Carlos Dawlowfki is 75 years old and has been retired to have worked for 30 years at the Argentine mail. Although he and his wife add two retirements and have their own house, they need the help of their two daughters to survive. “Retirements in this country were always bad, but now they are more than bad because they stopped including free remedies in the PAMI (the state medical insurance of retirees),” he says. Due to the cuts, its monthly medication expense shot up to 120,000 pesos (about $ 100), a quarter of what it charges as retirement.
This retiree carries the same Chacarita shirt he was carrying when the police hit him at the beginning of March and generated a wave of massive repudiation among the football fans. The scars of his wounds are still visible, but he maintains his weekly presence in the march and increases the uniformed: “You hit us, but you are not going to retire, know it.” Dawlowfki believes that it is false that “there is no money”, the motto that Milei repeats to justify the cuts, but that “the silver that is stolen all” and ensures that it mobilizes so much for him and his wife – “We want to assert our rights, we want a retirement that allows us to live in peace” – as for the future of their daughters.
Juan, 73 years: “This government is killing us”

Juan holds with a cane and with the hand that is free to raise a banner to ask for justice and return the benefits that have taken away retirees in recent months. He is 73 years old and he could retire eight after having worked in different telephone companies, but does not mean his last name for fear of reprisals from the government of Javier Milei, whom he accuses of worsening the living conditions of older adults to accelerate his death: “This government does not want the old people, it is gradually killing us.”
He lives with his son and regrets that what he charges every time evaporates before. “The previous government did not represent me, but I was better. Now they took the benefit to be able to have the dignified life that we earn as workers. We are talking that it does not reach us for food, I do not know how we are going to do this month that the light, gas and the collective (bus) increased again,” he denounces. “This is a rich country, but there are four living who steals everything, that’s why we are like that,”
Julieta Aldín, 69 years: “If it weren’t for my daughters, I would live on the street”

Julieta Aldín had seven children and alternated her upbringing with a succession of poorly payments and without contract: she has been a seller, domestic employee and caregiver of the elderly without any of her employers contributing for her to social security. Even so, as five years ago the option to retire through a moratorium was in force, he could do it and today he receives the state benefit, although he is discounted a part for the contributions he owes. What is left is insufficient and that is why, at 61, he sells donation clothing in different churches on the street. “It is the first time I come because I was selling before, but the police threw us all the manteros last week and since then it does not let us work,” he laments. “If it weren’t for my daughters, I would live on the street. What do we want us to do? It is very hard and I have less and less strength to continue,” he says.
Liliana Fonsi, 62 years: “The silver they spend to repress us is furry”
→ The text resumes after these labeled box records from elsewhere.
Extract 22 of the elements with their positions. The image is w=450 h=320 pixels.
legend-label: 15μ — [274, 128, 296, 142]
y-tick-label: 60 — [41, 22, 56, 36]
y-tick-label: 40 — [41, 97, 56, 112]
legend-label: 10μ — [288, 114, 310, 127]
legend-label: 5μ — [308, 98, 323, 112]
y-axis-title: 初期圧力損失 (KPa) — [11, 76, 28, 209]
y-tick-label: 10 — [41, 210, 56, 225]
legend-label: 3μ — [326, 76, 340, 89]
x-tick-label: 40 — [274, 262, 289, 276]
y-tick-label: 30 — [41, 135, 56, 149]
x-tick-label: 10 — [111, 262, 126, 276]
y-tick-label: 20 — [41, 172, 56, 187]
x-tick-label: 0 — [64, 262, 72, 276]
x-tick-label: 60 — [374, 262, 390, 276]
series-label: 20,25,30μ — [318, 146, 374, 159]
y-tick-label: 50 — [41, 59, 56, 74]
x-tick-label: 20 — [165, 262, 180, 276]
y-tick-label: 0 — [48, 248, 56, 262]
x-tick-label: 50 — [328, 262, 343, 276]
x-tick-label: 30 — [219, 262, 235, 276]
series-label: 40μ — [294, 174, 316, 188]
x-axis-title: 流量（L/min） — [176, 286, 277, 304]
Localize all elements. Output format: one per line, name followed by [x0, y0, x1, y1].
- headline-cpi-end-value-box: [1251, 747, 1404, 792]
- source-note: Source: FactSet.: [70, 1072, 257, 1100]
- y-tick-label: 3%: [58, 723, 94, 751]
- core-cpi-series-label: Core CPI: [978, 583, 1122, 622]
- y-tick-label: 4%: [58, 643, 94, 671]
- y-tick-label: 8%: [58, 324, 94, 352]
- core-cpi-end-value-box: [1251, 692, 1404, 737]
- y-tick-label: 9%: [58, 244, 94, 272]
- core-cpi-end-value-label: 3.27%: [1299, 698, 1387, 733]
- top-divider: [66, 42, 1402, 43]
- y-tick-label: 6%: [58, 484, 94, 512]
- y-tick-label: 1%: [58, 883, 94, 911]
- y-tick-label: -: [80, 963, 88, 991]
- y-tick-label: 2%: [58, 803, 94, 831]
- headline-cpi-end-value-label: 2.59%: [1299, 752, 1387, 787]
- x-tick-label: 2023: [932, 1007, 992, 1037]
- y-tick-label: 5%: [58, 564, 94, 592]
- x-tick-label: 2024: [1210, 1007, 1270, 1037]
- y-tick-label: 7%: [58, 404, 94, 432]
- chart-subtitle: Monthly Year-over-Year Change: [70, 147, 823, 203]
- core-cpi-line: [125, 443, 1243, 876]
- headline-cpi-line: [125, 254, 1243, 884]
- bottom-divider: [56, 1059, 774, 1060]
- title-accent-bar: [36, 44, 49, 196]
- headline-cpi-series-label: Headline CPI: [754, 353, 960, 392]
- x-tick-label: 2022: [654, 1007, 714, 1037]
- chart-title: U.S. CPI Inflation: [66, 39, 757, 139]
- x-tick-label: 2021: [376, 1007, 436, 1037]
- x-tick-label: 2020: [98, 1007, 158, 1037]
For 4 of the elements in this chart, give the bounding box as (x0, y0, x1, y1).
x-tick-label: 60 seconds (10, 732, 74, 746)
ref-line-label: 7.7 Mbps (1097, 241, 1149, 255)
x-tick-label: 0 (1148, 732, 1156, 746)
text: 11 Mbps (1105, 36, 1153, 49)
Liliana Fonsi began attending Wednesday marches as a health worker because she already sensed that she and those of her generation would also need the support of the youngest when they were time to retire. “It’s how it reminds us The Eternaluta: Nobody is saved alone, we all need ourselves to give this fight, ”he says. Fonsi is flanked by two friends he met in the neighborhood assemblies that formed when Milei won the elections and began a hard cut of public spending. At the beginning of the interview, the retirees start the return to Congress between songs against the Argentine president and the police who do not let them cross the street. effective to suppress us, the spend they are spending on these devices and that is even gendarmerie, which would have to be guarding the borders, not here hitting old for cutting a street to cross. Nor in the Macri era this level of repression was seen. There are people who are afraid to come, but we have already become a focus of sectors in struggle and every Wednesday someone joins. They will not stop us, ”predicts.